Not have Jesus? You won’t convince people like Todd and Lyons that they don’t have him. They might lack many things — a penchant for modest goals would clearly be one, as would allegiance to the conservative politics associated with their evangelical elders — but if there’s anything they have for sure it’s their certainty about Jesus. And therein lies the interesting part.
To the many secular common-good seekers who share the new evangelicals’ justice commitments, but not their Christ, Todd, Lyons and their co-conspirators pose a puzzle and a possibility. Who would want to go to social-transformation war with a bunch of Jesus fanatics who speak boldly about “the kingdom” and have this funny habit of praying out loud and punctuating their conferences with worship songs?
Distrust will take time to overcome. What these younger evangelicals mean by “kingdom” is not a Christian conquest of America as the ranks of the wary might fear, but the divine ideal of something closer to heaven here on earth — a world in which the most vulnerable are protected and the poorest are fed and clothed.
Not that the evangelical old guard hasn’t cared, or hasn’t served others, but we are seeing a seismic shift in emphasis — from an emphasis on assenting to the right theological ideas and getting to heaven, to one where it’s all about translating belief into righteous action on behalf of others. You can expect to find, on a scale not seen for decades, more and more Bible-believing Christians on the front lines of compassion campaigns for the poor, abused women, modern-day slaves, children (born as well as unborn), minorities of every sort, and anyone else being exploited and mistreated.

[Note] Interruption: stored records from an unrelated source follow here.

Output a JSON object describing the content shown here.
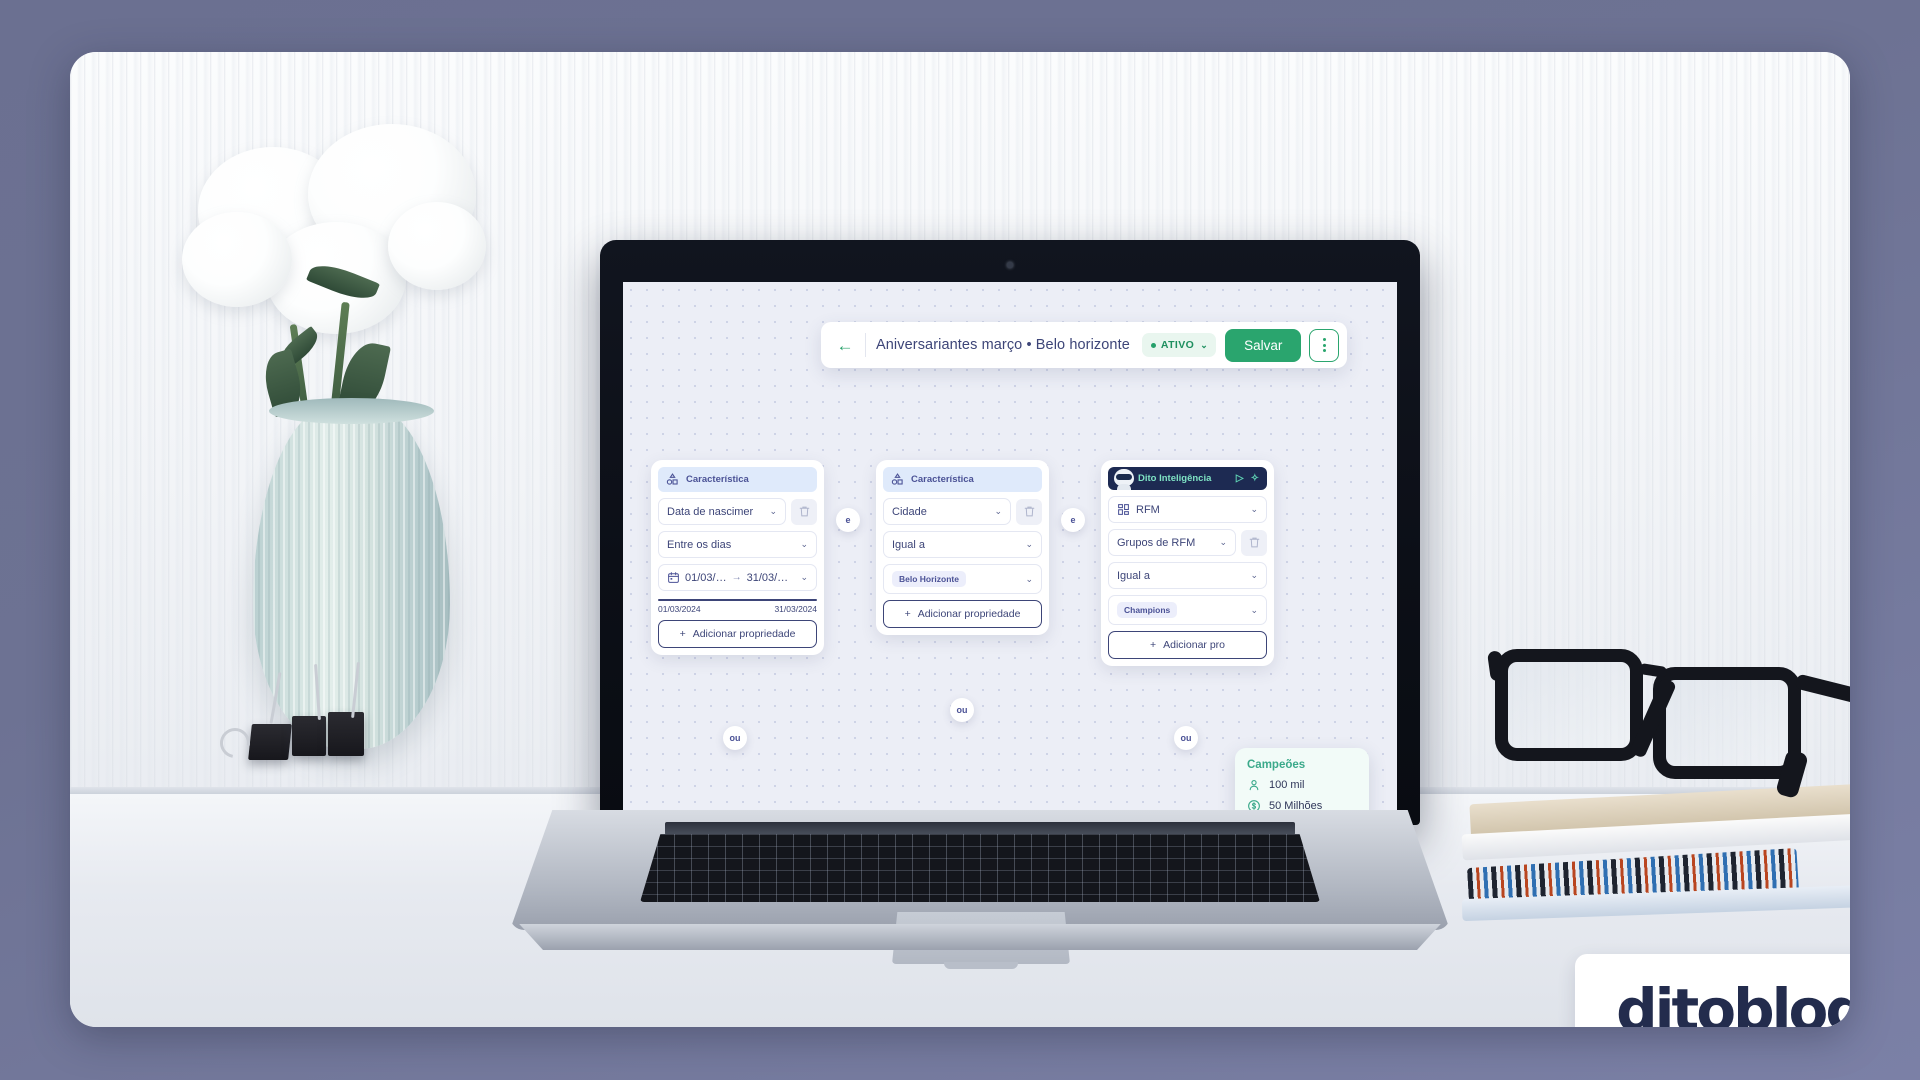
{
  "header": {
    "back_icon": "arrow-left-icon",
    "title": "Aniversariantes março • Belo horizonte",
    "status_label": "ATIVO",
    "status_caret": "⌄",
    "save_label": "Salvar",
    "kebab_icon": "more-vertical-icon",
    "accent_green": "#2aa56e",
    "title_color": "#3d4578"
  },
  "cards": [
    {
      "head_label": "Característica",
      "head_icon": "shapes-icon",
      "fields": [
        {
          "label": "Data de nascimer",
          "caret": "⌄",
          "has_delete": true
        },
        {
          "label": "Entre os dias",
          "caret": "⌄",
          "has_delete": false
        }
      ],
      "date_range": {
        "icon": "calendar-icon",
        "start": "01/03/…",
        "arrow": "→",
        "end": "31/03/…",
        "caret": "⌄",
        "start_full": "01/03/2024",
        "end_full": "31/03/2024"
      },
      "add_label": "Adicionar propriedade"
    },
    {
      "head_label": "Característica",
      "head_icon": "shapes-icon",
      "fields": [
        {
          "label": "Cidade",
          "caret": "⌄",
          "has_delete": true
        },
        {
          "label": "Igual a",
          "caret": "⌄",
          "has_delete": false
        }
      ],
      "tag": "Belo Horizonte",
      "add_label": "Adicionar propriedade"
    },
    {
      "head_label": "Dito Inteligência",
      "head_icon": "robot-icon",
      "ai_icons": [
        "play-icon",
        "sparkle-icon"
      ],
      "fields": [
        {
          "label": "RFM",
          "icon": "grid-icon",
          "caret": "⌄",
          "has_delete": false
        },
        {
          "label": "Grupos de RFM",
          "caret": "⌄",
          "has_delete": true
        },
        {
          "label": "Igual a",
          "caret": "⌄",
          "has_delete": false
        }
      ],
      "tag": "Champions",
      "add_label": "Adicionar pro"
    }
  ],
  "connectors": {
    "and_1": "e",
    "and_2": "e",
    "or_1": "ou",
    "or_2": "ou",
    "or_3": "ou"
  },
  "tooltip": {
    "title": "Campeões",
    "people_icon": "user-icon",
    "people_value": "100 mil",
    "money_icon": "dollar-circle-icon",
    "money_value": "50 Milhões",
    "accent": "#3aa98a"
  },
  "logo": {
    "text_a": "dit",
    "text_b": "o",
    "text_c": "blog",
    "full": "ditoblog",
    "accent": "#35c07e",
    "dark": "#232c4d"
  }
}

However noble this might sound, Lyons knows better than just about anyone why many of the unconverted might look askance. This 36-year-old Liberty University graduate co-authored the influential 2007 book UnChristian, which used extensive opinion-polling to probe younger Americans’ negative perceptions of Christians. Since then, Lyons has helped lead the effort to rethink how to bring the faith forward in what sociologists and commentators will tell you is an increasingly post-Christian culture. It is not a power play, Lyons stresses, but the activation of a network of “restorers who will work with anyone to see goodness go forward in the world and evil pressed back.” These “next Christians,” as Lyons calls them in the title of his 2010 book, “are socially conscious, grounded in their gospel commitment, and optimistic that when their faith is practiced according to the ways of Jesus, it is complementary to cultural reforms that value all human beings, all human flourishing, and all spiritual traditions.”
Christians ready to go shoulder to shoulder with anyone to advance the greater good? Not exactly the form of religion we’ve been arguing about these past few decades.
Let’s see who’s ready to work with them. There’s a lot to be done.
Tom Krattenmaker is a Portland-based writer specializing in religion in public life and a member of USA TODAY’s Board of Contributors. He is the author of the book Onward Christian Athletes.